“My father would be certainly very proud of Atlanta in terms of some of the accomplishments the city has made,” Martin Luther King lll said.
“The fact that Atlanta has had African-Americans involved in leadership and business for 30-plus years, has had African-Americans with many of the business institutions in leading positions … . But he probably would be very concerned about the fact that although there are African-Americans who are in political power and at the city and county level, he probably would be concerned that when you look at the infrastructure, if you look at all the businesses, the hundreds of buildings that are skyscrapers in the city of Atlanta, there are probably very few if any African Americans who own any of those buildings. By now, 45 years after his death, you would think that you could point out five or 10 structures that African American groups were at least a part of owning.
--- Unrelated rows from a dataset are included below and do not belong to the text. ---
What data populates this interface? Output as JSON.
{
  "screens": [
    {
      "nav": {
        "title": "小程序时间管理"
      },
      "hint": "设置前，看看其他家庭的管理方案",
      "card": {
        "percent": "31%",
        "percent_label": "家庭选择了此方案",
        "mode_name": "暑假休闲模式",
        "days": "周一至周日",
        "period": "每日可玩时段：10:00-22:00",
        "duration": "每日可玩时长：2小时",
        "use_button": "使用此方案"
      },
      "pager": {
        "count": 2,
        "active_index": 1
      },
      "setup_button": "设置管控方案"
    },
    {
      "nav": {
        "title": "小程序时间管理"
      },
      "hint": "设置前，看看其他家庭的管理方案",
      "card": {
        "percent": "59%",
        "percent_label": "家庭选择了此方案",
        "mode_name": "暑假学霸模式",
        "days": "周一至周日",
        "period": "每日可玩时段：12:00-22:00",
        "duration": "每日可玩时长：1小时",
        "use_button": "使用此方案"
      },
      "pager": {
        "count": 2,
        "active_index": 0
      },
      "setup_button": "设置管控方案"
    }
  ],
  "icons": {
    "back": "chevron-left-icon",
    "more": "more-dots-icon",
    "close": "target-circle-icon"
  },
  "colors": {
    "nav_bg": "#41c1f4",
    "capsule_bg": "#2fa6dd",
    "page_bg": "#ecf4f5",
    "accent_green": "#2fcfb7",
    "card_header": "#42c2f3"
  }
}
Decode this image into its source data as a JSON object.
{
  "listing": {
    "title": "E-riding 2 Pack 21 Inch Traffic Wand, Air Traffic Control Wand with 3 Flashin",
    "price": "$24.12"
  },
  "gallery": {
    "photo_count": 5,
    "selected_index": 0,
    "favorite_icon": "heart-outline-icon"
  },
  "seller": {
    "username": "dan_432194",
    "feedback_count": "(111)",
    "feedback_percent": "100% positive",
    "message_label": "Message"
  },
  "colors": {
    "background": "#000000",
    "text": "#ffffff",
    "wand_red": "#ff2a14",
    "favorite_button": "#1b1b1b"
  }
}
So I think he would challenge us around that area.”
King also thinks his father would be saddened and concerned by the violence and killings every weekend, what the younger King calls “human beings’ inhumanity to human beings.”
Another problem the civil rights icon would have with the modern Atlanta, his son believes, is the dropout rate among “poor folks.” King says education was very important to his father, and the problems with the Atlanta Public Schools and other schools systems would have concerned him.
However, King lll said: “He would be proud that Atlanta is still working to be a city too busy to hate, but has not yet achieved that. When you look at leadership at the state level, there are very few -- and I don’t think now there are any -- African Americans elected statewide. There were a few years back. So certainly by now we should have additional African Americans elected statewide, and he would challenge us in that regard. But overall, you know, I think he’d really be challenging our nation, not just our city, this city that he was born in, born and raised in. … I think Atlanta has been very progressive in many areas, but it still does not mean that we’ve achieved what we should as it relates to realizing the dream. I still do not think we’ve realized the dream that he envisioned of freedom and justice and equality for all human kind.”